Heeding the call of the council for religious orders to rediscover their roots, the new “Father General,” as he is traditionally called, encouraged his brother Jesuits to adjust the Spiritual Exercises for the current world, to redouble their work with the poor and marginalized, and to promote the “faith that does justice,” in accord with the wishes of the Jesuit General Congregation, the order’s ultimate governing body. This emphasis on justice as an essential component of the gospel was what Arrupe would become most known for. Long before the martyrdom of many Jesuits who worked with the poor (among them the six priests killed in El Salvador in 1989), Arrupe instinctively grasped the importance of such a project, as well as the risks involved in facing down the forces that oppress the poor. To one of the congregations of Jesuits discussing the matter, he said, in essence, If we choose this path, some will pay with their lives.

“Is our General Congregation,” he asked, “ready to take up this responsibility and to carry it out to its ultimate consequence? Is it ready to enter upon the more severe way of the cross? If we are not ready for this, what other use would these discussions have, except perhaps merely an academic one?”

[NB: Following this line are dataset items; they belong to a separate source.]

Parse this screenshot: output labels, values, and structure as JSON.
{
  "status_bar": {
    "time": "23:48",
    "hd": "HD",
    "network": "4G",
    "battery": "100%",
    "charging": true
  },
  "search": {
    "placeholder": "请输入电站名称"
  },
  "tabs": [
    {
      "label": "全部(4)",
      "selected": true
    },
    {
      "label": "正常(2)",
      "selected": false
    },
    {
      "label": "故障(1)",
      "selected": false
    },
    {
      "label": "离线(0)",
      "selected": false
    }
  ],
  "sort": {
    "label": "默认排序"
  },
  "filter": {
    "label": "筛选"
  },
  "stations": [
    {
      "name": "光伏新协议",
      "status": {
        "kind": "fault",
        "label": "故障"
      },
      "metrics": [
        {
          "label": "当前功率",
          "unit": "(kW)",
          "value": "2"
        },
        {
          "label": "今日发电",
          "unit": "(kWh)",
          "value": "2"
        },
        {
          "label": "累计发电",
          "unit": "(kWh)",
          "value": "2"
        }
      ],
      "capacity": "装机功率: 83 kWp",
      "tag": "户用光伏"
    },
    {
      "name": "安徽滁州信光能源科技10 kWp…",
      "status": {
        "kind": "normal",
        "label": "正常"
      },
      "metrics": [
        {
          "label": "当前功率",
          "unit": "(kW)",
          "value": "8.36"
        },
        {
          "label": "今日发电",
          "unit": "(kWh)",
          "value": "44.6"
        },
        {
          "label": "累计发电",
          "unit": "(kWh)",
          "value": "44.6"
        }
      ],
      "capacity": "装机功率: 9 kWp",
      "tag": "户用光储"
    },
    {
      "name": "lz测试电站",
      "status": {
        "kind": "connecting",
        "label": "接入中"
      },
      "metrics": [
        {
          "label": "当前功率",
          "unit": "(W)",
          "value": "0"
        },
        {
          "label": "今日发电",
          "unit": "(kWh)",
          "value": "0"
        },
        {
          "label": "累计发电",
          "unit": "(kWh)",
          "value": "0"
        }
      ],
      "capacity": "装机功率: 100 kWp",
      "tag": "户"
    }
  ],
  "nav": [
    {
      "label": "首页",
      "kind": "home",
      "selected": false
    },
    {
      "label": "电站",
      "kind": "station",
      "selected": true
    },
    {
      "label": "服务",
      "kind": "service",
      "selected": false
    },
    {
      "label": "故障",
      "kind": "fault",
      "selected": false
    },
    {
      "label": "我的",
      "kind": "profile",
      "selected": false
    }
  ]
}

Fr. Arrupe’s term as superior general was remarkably fruitful. “Don Pedro,” as he was affectionately known, visited Jesuit scholastics, brothers, and priests in high schools and parishes, in the slums and the countryside, in universities and retreat houses, and in their novitiates and infirmaries. Arrupe traveled to every corner of the globe and was invited to address major gatherings of church leaders, social leaders, and lay leaders. His writings and speeches focused not only on the promotion of justice and work with the poor but also on such varied topics as the renewal of religious life, ecumenism, inculturation, secularism and unbelief, evangelization and catechesis, the intellectual life, and the Church’s need to reach out to youth.